This will enable younger members of families about to leave home to continue as Netflix members with their existing profile, but it will also enable people who access Netflix via someone else’s account to build their own with their profile and recommendations intact. During the web call that accompanied the Q3 results, COO and chief product officer Greg Peters characterised this as working in tandem with the introduction of the ad-supported basic tier, so that people who have hitherto jumped on the back of someone else’s account to view Netflix are doubly incentivised to sign up for themselves.
The streamer has also introduced ‘extra member’, an option that enables account holders to create a sub-account to pay for the subscription of a friend or family member.
These initiatives to tackle the widespread phenomenon of account-sharing, coming on the back of testing various things in several markets, are seen as likely to have small but significant incremental impacts on subscriber growth.

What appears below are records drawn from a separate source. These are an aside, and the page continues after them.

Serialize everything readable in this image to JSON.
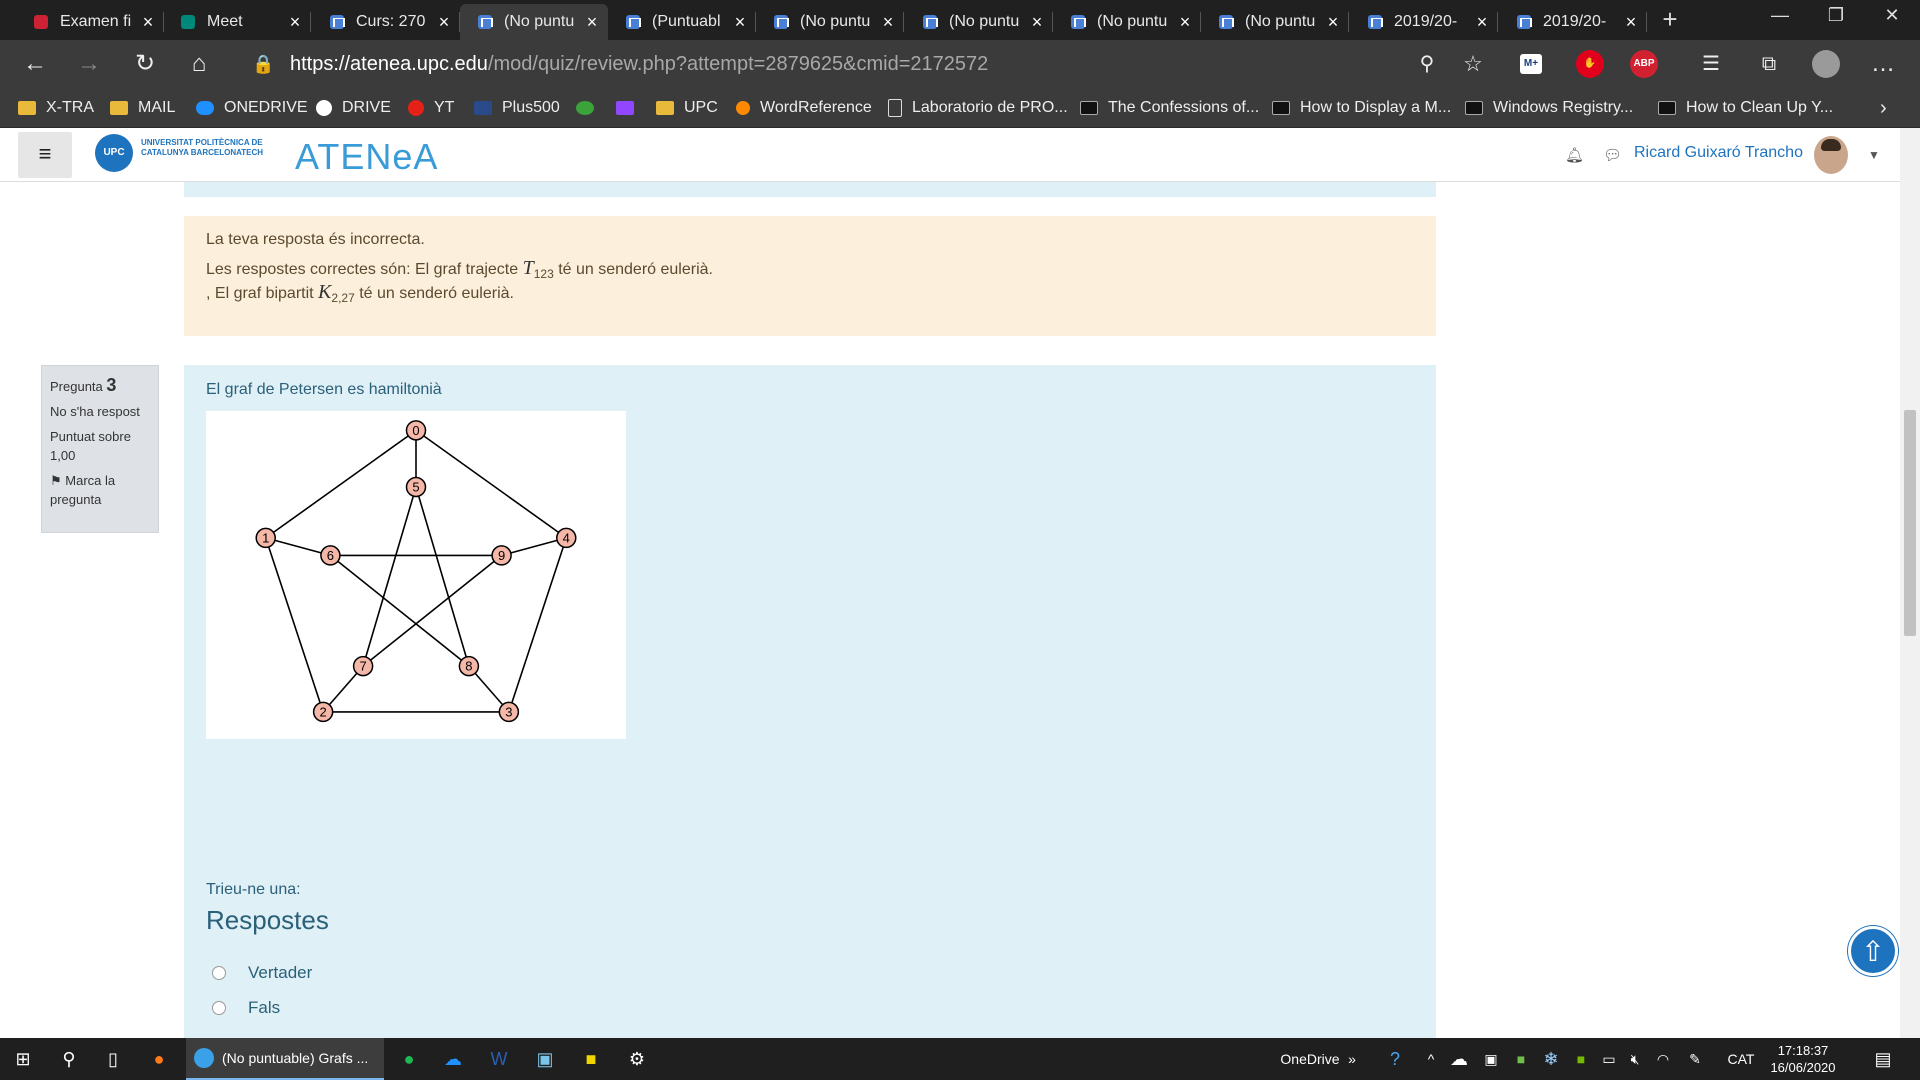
{
  "browser": {
    "tabs": [
      {
        "title": "Examen fi",
        "active": false
      },
      {
        "title": "Meet",
        "active": false
      },
      {
        "title": "Curs: 270",
        "active": false
      },
      {
        "title": "(No puntu",
        "active": true
      },
      {
        "title": "(Puntuabl",
        "active": false
      },
      {
        "title": "(No puntu",
        "active": false
      },
      {
        "title": "(No puntu",
        "active": false
      },
      {
        "title": "(No puntu",
        "active": false
      },
      {
        "title": "(No puntu",
        "active": false
      },
      {
        "title": "2019/20-",
        "active": false
      },
      {
        "title": "2019/20-",
        "active": false
      }
    ],
    "url_host": "https://atenea.upc.edu",
    "url_path": "/mod/quiz/review.php?attempt=2879625&cmid=2172572",
    "extensions": [
      "M+",
      "ABP"
    ],
    "bookmarks": [
      "X-TRA",
      "MAIL",
      "ONEDRIVE",
      "DRIVE",
      "YT",
      "Plus500",
      "UPC",
      "WordReference",
      "Laboratorio de PRO...",
      "The Confessions of...",
      "How to Display a M...",
      "Windows Registry...",
      "How to Clean Up Y..."
    ]
  },
  "site": {
    "logo_text": "UNIVERSITAT POLITÈCNICA DE CATALUNYA BARCELONATECH",
    "logo_mark": "UPC",
    "brand": "ATENeA",
    "user_name": "Ricard Guixaró Trancho"
  },
  "feedback": {
    "line1": "La teva resposta és incorrecta.",
    "line2_pre": "Les respostes correctes són: El graf trajecte ",
    "line2_math": "T",
    "line2_sub": "123",
    "line2_post": " té un senderó eulerià.",
    "line3_pre": ", El graf bipartit ",
    "line3_math": "K",
    "line3_sub": "2,27",
    "line3_post": " té un senderó eulerià."
  },
  "question": {
    "label": "Pregunta",
    "number": "3",
    "status": "No s'ha respost",
    "grade": "Puntuat sobre 1,00",
    "flag": "Marca la pregunta",
    "text": "El graf de Petersen es hamiltonià",
    "choose": "Trieu-ne una:",
    "answers_heading": "Respostes",
    "options": [
      "Vertader",
      "Fals"
    ]
  },
  "graph": {
    "nodes": [
      "0",
      "1",
      "2",
      "3",
      "4",
      "5",
      "6",
      "7",
      "8",
      "9"
    ],
    "edges": [
      [
        "0",
        "1"
      ],
      [
        "0",
        "4"
      ],
      [
        "0",
        "5"
      ],
      [
        "1",
        "2"
      ],
      [
        "1",
        "6"
      ],
      [
        "2",
        "3"
      ],
      [
        "2",
        "7"
      ],
      [
        "3",
        "4"
      ],
      [
        "3",
        "8"
      ],
      [
        "4",
        "9"
      ],
      [
        "5",
        "7"
      ],
      [
        "5",
        "8"
      ],
      [
        "6",
        "8"
      ],
      [
        "6",
        "9"
      ],
      [
        "7",
        "9"
      ]
    ],
    "node_fill": "#f5b8a8",
    "edge_color": "#000000"
  },
  "taskbar": {
    "active_app": "(No puntuable) Grafs ...",
    "onedrive": "OneDrive",
    "lang": "CAT",
    "time": "17:18:37",
    "date": "16/06/2020"
  }
}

The ad tier is seen in much the same way. Netflix’s leadership is being quite cautious in its approach and its estimation of the impact of its first foray into advertising. To counter the risk of churn among higher-paying subscribers, the streamer is making ads an option only for the basic tier, meaning that those looking for full HD or 4K quality will have to look elsewhere. Users will not be able to download content for offline viewing.

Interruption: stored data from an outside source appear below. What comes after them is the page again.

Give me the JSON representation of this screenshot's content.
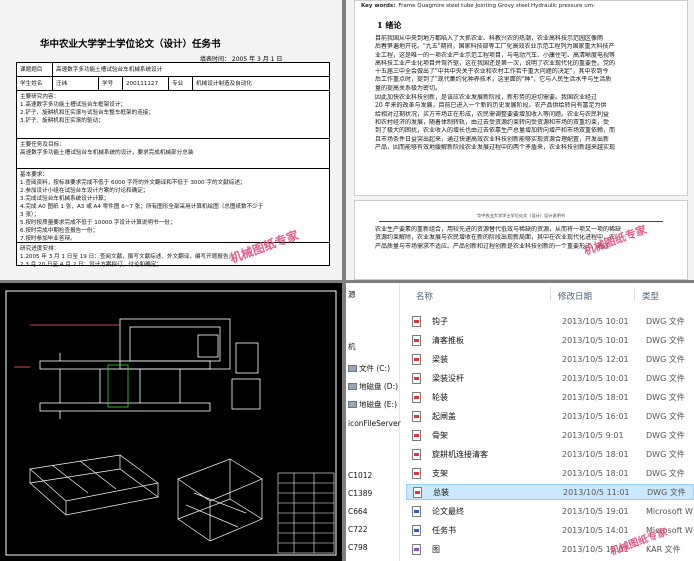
{
  "task_doc": {
    "title": "华中农业大学学士学位论文（设计）任务书",
    "fill_date": "填表时间：    2005    年    3    月    1    日",
    "topic_label": "课题题目",
    "topic_value": "高速数字多功能土槽试验台车机械系统设计",
    "student_label": "学生姓名",
    "student_value": "汪纬",
    "id_label": "学号",
    "id_value": "200111127",
    "major_label": "专业",
    "major_value": "机械设计制造及自动化",
    "content_lines": [
      "主要研究内容：",
      "  1.高速数字多功能土槽试验台车框架设计；",
      "  2.铲子、旋耕机和压实滚与试验台车整车框架的连接；",
      "  3.铲子、旋耕机和压实滚的驱动；"
    ],
    "goal_lines": [
      "主要任务及目标：",
      "  高速数字多功能土槽试验台车机械系统的设计，要求完成机械部分总装"
    ],
    "req_lines": [
      "基本要求：",
      "  1.查阅资料，按标准要求完成不低于 6000 字符的外文翻译和不低于 3000 字的文献综述；",
      "  2.参加设计小组在试验台车设计方案的讨论和确定；",
      "  3.完成试验台车机械系统设计计算；",
      "  4.完成 A0 图纸 1 张，A3 或 A4 零件图 6~7 张；所有图形全部采用计算机绘图（总图纸数不少于",
      "     3 张）；",
      "  5.按时按质量要求完成不低于 10000 字设计计算说明书一份；",
      "  6.按时完成中期检查报告一份；",
      "  7.按时参加毕业答辩。"
    ],
    "schedule_lines": [
      "研究进度安排：",
      "  1.2005 年 3 月 1 日至 19 日：查阅文献，撰写文献综述、外文翻译，编写开题报告；",
      "  2.3 月 20 日至 4 月 2 日：设计方案拟订，讨论和确定；"
    ],
    "stamp": "机械图纸专家"
  },
  "thesis": {
    "keywords_label": "Key words:",
    "keywords": "Frame    Quagmire steel tube    Jointing    Grovy steel    Hydraulic pressure um-",
    "heading": "1  绪论",
    "para1": [
      "    目前我国从中央到地方都陷入了大抓农业、科教兴农的热潮，农业高科技示范园区像雨",
      "后春笋遍地开花。\"九五\"期间，国家科技部等工厂化高效农业示范工程列为国家重大科技产",
      "业工程，这是唯一的一项农业产业示范工程项目，与电动汽车、小康住宅、高清晰度电视等",
      "高科技工业产业化项目并驾齐驱，这在我国还是第一次，说明了农业现代化的重要性。党的",
      "十五届三中全会做出了\"中共中央关于农业和农村工作若干重大问题的决定\"，其中农到今",
      "后工作重点时，提到了\"现代集约化种养技术，这里面的\"种\"，它与人民生活水平与生活质",
      "量的提高关系极为密切。"
    ],
    "para2": [
      "    因此加快农业科技创新，是该应农业发展新阶段，新形势的迫切需要。我国农业经过",
      "20 年来的改革与发展，目前已进入一个新的历史发展阶段。农产品供给转向有富足为供",
      "给相对过剩状况，买方市场正在形成，农民需调整要要增加收入等问题。农业与农民利益",
      "和农村经济的发展，随着体制转轨，由过去受资源约束转向受资源和市场的双重约束，受",
      "到了极大的困扰，农业收入的增长也由过去依靠生产总量增加转向增产和市场双重依赖，而",
      "且市场条件日益突出起来，通过快速高效农业科技创新能够实现资源合理配置，开发出新",
      "产品，因而能够有效地缓解新阶段农业发展过程中的两个矛盾来，农业科技创新越来越实现"
    ],
    "page2_header": "华中农业大学学士学位论文（设计）设计说明书",
    "para3": [
      "农业生产要素的重新组合，用较先进的资源替代低效与稀缺的资源，从而将一项又一项的稀缺",
      "资源约束解除，农业发展与农民增收在新的阶段出现新局面，其中在农业现代化进程中，农",
      "产品质量与市场需求不适应。产品创新和过程创新是农业科技创新的一个重要形式，通过"
    ],
    "stamp": "机械图纸专家"
  },
  "cad": {
    "stamp": "机械图纸专家"
  },
  "explorer": {
    "nav_items": [
      "机",
      "文件 (C:)",
      "地磁盘 (D:)",
      "地磁盘 (E:)",
      "iconFileServer",
      "C1012",
      "C1389",
      "C664",
      "C722",
      "C798"
    ],
    "nav_partial_top": "源",
    "columns": {
      "name": "名称",
      "date": "修改日期",
      "type": "类型"
    },
    "files": [
      {
        "name": "钩子",
        "date": "2013/10/5 10:01",
        "type": "DWG 文件",
        "icon": "dwg"
      },
      {
        "name": "清客推板",
        "date": "2013/10/5 10:01",
        "type": "DWG 文件",
        "icon": "dwg"
      },
      {
        "name": "梁装",
        "date": "2013/10/5 12:01",
        "type": "DWG 文件",
        "icon": "dwg"
      },
      {
        "name": "梁装没杆",
        "date": "2013/10/5 10:01",
        "type": "DWG 文件",
        "icon": "dwg"
      },
      {
        "name": "轮装",
        "date": "2013/10/5 18:01",
        "type": "DWG 文件",
        "icon": "dwg"
      },
      {
        "name": "起闸盖",
        "date": "2013/10/5 16:01",
        "type": "DWG 文件",
        "icon": "dwg"
      },
      {
        "name": "骨架",
        "date": "2013/10/5 9:01",
        "type": "DWG 文件",
        "icon": "dwg"
      },
      {
        "name": "旋耕机连接清客",
        "date": "2013/10/5 18:01",
        "type": "DWG 文件",
        "icon": "dwg"
      },
      {
        "name": "支架",
        "date": "2013/10/5 18:01",
        "type": "DWG 文件",
        "icon": "dwg"
      },
      {
        "name": "总装",
        "date": "2013/10/5 11:01",
        "type": "DWG 文件",
        "icon": "dwg",
        "selected": true
      },
      {
        "name": "论文最终",
        "date": "2013/10/5 19:01",
        "type": "Microsoft W",
        "icon": "doc"
      },
      {
        "name": "任务书",
        "date": "2013/10/5 14:01",
        "type": "Microsoft W",
        "icon": "doc"
      },
      {
        "name": "图",
        "date": "2013/10/5 15:01",
        "type": "KAR 文件",
        "icon": "rar"
      }
    ],
    "stamp": "机械图纸专家"
  }
}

At the same time, Netflix is playing down any expectation that the introduction of ads will have a significant short-term impact on revenue, given that there is likely to be some substitution at the lower end with basic subs with no ads opting for the ad-supported tier, particularly as the cost-of-living crisis bites further.
In the longer term, Netflix is clearly hoping that advertising will have an impact both on subscriber numbers and on revenue. Industry expectations are that CPMs from the tier will be significantly higher than the industry average, but that is based on advertisers wanting to associate their brands with ‘quality’ Netflix content. Targeting – the other element in driving up CPMs – will initially be rather limited, with a focus on broad-based targeting by country and genre rather than individual user habits and personal profiling.
“We do have relatively basic targeting capabilities in terms of contextual targeting, genre, et cetera. But that’s sort of consistent with what we see with television as well, right?” said Peters on the call.
Part of this is to do with Netflix’s goal of getting the ad tier up and running quickly. In the future it aims to add new targeting capabilities and use its data in a more sophisticated way. However, it is likely to remain cognisant of the need not to alienate its subscribers.
Despite the caveats, Netflix does have ambitions for advertising. Reed Hastings’ record of assertions that linear TV is on its last legs comes into play here. On the call he cited Disney’s Bob Iger’s comments at a recent conference that “linear TV was going off a cliff”.
Advertisers, said Hastings, were “just being able to reach fewer people” with the crucial 18-49 demographic going off linear “even faster than the decline in pay TV”. SVOD advertising, therefore, will be given legs by the “collapse of linear TV as an advertising vehicle outside a few properties like sports”.
Hastings, bullishness on the fall of linear aside, Netflix still looks to be taking advertising step by step. One change the company has quietly made however is to drop its specific reporting on paid subscribers additions in future quarters. This is justified on the grounds that there are going to be many different layers of subscription in the future and what will really count is revenue and margin. It does however mark a striking change for a company that has until recently been seen as chasing subscribers at all costs.
Another sign that the original streamer is no longer engaged in a high-stakes landgrab at all costs, but is attempting to move towards the sustainable business model essential for a mature operation in a much more crowded market.